Ukraine war: more than 400 companies have ceased their activities in Russia after the American sanctions
More than 400 companies have ceased doing business in Russia, following harsh US sanctions against the country for its invasion of Ukraine, the founder of a US-based software company, Bobby Balachandran, said on Friday.
“At the latest news, more than 400 companies have decided to support the government to stop doing business with Russia,” Balachandran said, adding that his own company Exterro had ceased operations in Russia.
Balachandran made the comments while talking to ANI in the company’s Coimbatore office.
“We are following government standards. So currently we are not doing business with Russia at this stage,” Balachandran told ANI.
Asked what kind of software is now being denied to Russia as a result of the sanctions, he said: “It’s in all areas…banking, consumer products…gaming… software is the lifeline today, so if you don’t have that (then it’s hard)”
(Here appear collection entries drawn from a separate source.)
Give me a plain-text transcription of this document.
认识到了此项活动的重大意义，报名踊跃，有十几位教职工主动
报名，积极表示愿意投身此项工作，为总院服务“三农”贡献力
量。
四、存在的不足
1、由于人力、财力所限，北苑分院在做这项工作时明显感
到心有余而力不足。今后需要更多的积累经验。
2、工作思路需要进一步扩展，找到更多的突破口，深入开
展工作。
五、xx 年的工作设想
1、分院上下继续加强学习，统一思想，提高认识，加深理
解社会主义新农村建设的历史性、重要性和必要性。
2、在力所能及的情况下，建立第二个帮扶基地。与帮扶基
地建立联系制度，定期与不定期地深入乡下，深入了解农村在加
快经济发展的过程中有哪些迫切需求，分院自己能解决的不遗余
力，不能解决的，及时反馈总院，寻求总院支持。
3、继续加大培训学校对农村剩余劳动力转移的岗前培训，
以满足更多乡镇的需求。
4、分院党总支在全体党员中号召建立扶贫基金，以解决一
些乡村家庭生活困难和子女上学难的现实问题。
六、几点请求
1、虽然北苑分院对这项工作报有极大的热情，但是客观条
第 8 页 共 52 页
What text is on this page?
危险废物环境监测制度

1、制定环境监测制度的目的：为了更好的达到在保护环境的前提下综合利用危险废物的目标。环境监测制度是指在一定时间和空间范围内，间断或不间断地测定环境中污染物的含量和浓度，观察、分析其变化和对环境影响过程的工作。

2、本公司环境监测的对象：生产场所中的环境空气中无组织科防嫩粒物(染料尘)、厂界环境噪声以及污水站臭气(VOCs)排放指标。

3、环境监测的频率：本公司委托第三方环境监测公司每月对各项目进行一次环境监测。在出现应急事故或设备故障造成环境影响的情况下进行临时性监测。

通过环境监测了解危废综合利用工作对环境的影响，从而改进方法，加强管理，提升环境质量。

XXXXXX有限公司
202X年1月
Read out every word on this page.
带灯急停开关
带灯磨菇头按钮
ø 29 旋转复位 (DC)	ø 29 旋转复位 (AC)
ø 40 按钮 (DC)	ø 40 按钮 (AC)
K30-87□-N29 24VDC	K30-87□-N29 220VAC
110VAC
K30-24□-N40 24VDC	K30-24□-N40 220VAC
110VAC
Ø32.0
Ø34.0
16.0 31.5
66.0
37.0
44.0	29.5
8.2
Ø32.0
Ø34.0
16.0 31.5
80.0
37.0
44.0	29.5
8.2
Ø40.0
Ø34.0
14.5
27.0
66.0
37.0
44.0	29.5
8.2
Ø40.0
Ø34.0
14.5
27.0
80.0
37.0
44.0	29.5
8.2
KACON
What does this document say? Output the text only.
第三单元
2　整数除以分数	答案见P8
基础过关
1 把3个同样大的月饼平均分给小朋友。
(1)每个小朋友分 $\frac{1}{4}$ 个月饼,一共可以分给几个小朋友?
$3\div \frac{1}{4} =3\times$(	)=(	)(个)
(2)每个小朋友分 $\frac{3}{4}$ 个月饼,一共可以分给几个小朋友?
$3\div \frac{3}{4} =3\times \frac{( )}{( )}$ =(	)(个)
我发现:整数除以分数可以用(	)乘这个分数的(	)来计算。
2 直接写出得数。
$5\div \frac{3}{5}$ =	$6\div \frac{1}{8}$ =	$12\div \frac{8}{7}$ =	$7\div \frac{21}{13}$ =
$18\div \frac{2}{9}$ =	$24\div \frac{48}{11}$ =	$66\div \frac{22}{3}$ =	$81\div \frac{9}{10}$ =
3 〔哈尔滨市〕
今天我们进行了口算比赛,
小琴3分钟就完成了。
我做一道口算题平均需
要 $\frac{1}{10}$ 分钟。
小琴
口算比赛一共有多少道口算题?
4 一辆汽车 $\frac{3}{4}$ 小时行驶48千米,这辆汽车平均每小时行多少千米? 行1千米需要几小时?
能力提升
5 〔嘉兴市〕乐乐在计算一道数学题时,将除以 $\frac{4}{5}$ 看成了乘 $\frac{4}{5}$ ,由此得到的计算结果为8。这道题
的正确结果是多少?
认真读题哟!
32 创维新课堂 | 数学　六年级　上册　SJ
“If you look at the types of software we use, we use Facebook, Instagram, LinkedIn…everything is made in America,” he added.
He described the situation in Ukraine amid the ongoing conflict as “very sad”, saying “our heart goes out to the people affected by it (the conflict)”.
Russia launched its invasion of Ukraine last month, on February 24, after recognizing the breakaway Ukrainian regions of Donetsk and Luhansk as “independent republics”. Russia has since continued to claim that the purpose of its operations was to “demilitarize” and “denazify” the country.
The Russian actions were immediately condemned by almost all Western countries, which implemented tough rounds of sanctions targeting the Russian economy and key individuals.
The conflict which has now entered its second month has caused a severe humanitarian crisis with millions of refugees fleeing to neighboring Western countries including Poland, Romania, Moldova and Hungary.
European Union President Ursula von der Leyen on Wednesday announced a €3.4 billion economic package to support EU countries hosting those fleeing war.
As of March 24, the Office of the United Nations High Commissioner for Human Rights (OHCHR) recorded a total of 2,788 civilian casualties in the country, including 1,081 killed and 1,707 injured. Ukraine’s prosecutor general’s office reported 135 children killed in the conflict as of March 25.